Already Using WordPress Instead?

If your event site runs on WordPress rather than Squarespace, the process is even simpler. TixFox has a dedicated WordPress plugin that adds ticket blocks directly to your page editor. Check out our guide on how to sell event tickets on WordPress for the full walkthrough.

The Bottom Line

Squarespace gives you design control. A dedicated ticketing platform gives you the tools to actually sell tickets and manage attendees. Combine them with an embedded widget, and you get both: a site that looks exactly how you want it, with ticketing that works.

The only real question is which ticketing platform you choose to embed. If keeping more of your revenue matters (and for most independent organizers, it does), compare fees carefully. A flat $0.39 per ticket looks very different from 10%+ after a few hundred sales.

Ready to start? Create a free TixFox account and have your first event live in about 15 minutes. No credit card, no monthly fees, just tickets.


Frequently Asked Questions

Does Squarespace have built-in event ticketing? No. Squarespace does not have native ticketing features. You can sell tickets by embedding a third-party ticketing platform using Squarespace's Code Block feature, which is available on most Squarespace plans.

Can I accept payments for tickets directly through Squarespace? You can use Squarespace Commerce to sell "tickets" as products, but you won't get QR codes, check-in apps, or proper capacity management. Embedding a ticketing platform handles payment processing through their system while keeping the checkout experience on your site.

Which Squarespace plans support embedded ticketing widgets? The Code Block feature required for embedding is available on Core, Plus, Advanced, Business, Commerce Basic, and Commerce Advanced plans. Personal plans don't support JavaScript embeds.
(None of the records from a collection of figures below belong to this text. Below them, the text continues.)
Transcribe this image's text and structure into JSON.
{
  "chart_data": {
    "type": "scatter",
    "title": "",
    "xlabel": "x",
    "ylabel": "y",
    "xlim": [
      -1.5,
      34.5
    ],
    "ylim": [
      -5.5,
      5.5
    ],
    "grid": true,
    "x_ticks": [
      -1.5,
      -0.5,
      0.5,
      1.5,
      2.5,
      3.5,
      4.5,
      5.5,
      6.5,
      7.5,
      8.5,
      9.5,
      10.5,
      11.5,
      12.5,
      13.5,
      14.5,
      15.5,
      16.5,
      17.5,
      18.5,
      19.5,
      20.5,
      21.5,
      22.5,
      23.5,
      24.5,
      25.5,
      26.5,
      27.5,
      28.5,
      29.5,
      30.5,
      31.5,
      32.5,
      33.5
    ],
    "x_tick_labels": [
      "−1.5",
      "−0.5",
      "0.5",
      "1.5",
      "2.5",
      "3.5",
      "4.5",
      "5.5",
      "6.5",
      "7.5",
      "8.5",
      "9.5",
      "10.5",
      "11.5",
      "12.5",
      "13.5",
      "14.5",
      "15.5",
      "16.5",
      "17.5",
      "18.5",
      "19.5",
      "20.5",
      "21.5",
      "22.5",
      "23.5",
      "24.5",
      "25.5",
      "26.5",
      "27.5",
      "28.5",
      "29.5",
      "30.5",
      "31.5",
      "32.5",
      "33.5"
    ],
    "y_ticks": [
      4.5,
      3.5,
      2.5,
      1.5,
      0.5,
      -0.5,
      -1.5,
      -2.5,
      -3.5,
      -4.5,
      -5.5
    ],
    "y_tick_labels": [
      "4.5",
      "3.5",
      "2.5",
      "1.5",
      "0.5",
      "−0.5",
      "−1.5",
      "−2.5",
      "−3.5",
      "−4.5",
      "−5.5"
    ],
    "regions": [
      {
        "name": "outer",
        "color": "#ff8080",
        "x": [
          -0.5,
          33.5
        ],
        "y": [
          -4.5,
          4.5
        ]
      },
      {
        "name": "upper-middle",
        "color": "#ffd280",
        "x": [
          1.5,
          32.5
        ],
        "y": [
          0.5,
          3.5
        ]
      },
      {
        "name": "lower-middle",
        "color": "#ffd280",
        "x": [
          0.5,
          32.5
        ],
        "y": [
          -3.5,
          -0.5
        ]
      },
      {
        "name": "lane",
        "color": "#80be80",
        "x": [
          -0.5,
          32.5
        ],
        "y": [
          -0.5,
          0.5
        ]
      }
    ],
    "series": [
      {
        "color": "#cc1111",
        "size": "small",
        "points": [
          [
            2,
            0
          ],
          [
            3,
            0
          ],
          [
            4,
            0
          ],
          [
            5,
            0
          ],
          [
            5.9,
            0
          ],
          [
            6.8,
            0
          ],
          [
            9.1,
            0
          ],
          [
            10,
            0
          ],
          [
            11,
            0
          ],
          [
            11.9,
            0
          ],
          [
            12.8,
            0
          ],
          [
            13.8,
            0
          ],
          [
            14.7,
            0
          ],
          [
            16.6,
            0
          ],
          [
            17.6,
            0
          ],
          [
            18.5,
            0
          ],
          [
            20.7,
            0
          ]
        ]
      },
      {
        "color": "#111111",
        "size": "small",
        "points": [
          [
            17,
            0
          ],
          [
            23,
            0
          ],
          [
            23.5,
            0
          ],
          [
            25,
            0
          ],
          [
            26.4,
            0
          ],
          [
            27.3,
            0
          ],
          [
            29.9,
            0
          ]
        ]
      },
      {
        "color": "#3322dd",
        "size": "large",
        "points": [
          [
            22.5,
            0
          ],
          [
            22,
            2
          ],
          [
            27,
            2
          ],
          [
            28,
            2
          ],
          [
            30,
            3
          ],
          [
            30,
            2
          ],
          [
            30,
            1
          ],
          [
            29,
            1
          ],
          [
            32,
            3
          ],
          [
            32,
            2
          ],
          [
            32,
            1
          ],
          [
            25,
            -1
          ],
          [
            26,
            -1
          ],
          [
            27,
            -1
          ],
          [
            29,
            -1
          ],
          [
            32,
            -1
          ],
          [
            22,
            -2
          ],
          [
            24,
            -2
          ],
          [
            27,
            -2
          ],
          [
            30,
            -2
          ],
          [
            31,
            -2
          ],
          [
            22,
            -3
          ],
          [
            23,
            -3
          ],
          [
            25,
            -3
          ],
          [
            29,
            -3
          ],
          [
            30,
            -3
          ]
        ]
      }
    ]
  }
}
How much does it cost to sell tickets on Squarespace? Squarespace itself doesn't charge extra for embedding a ticketing widget. Your costs depend on the ticketing platform you embed. TixFox charges $0.39 flat per ticket plus standard Stripe processing (2.9% + $0.30). Eventbrite charges $1.79 + 3.7% per ticket plus 2.9% processing per order.

Can attendees buy tickets without leaving my Squarespace site? Yes, if you use an embeddable widget from your ticketing platform. Attendees complete the entire checkout process in the widget without navigating away from your page.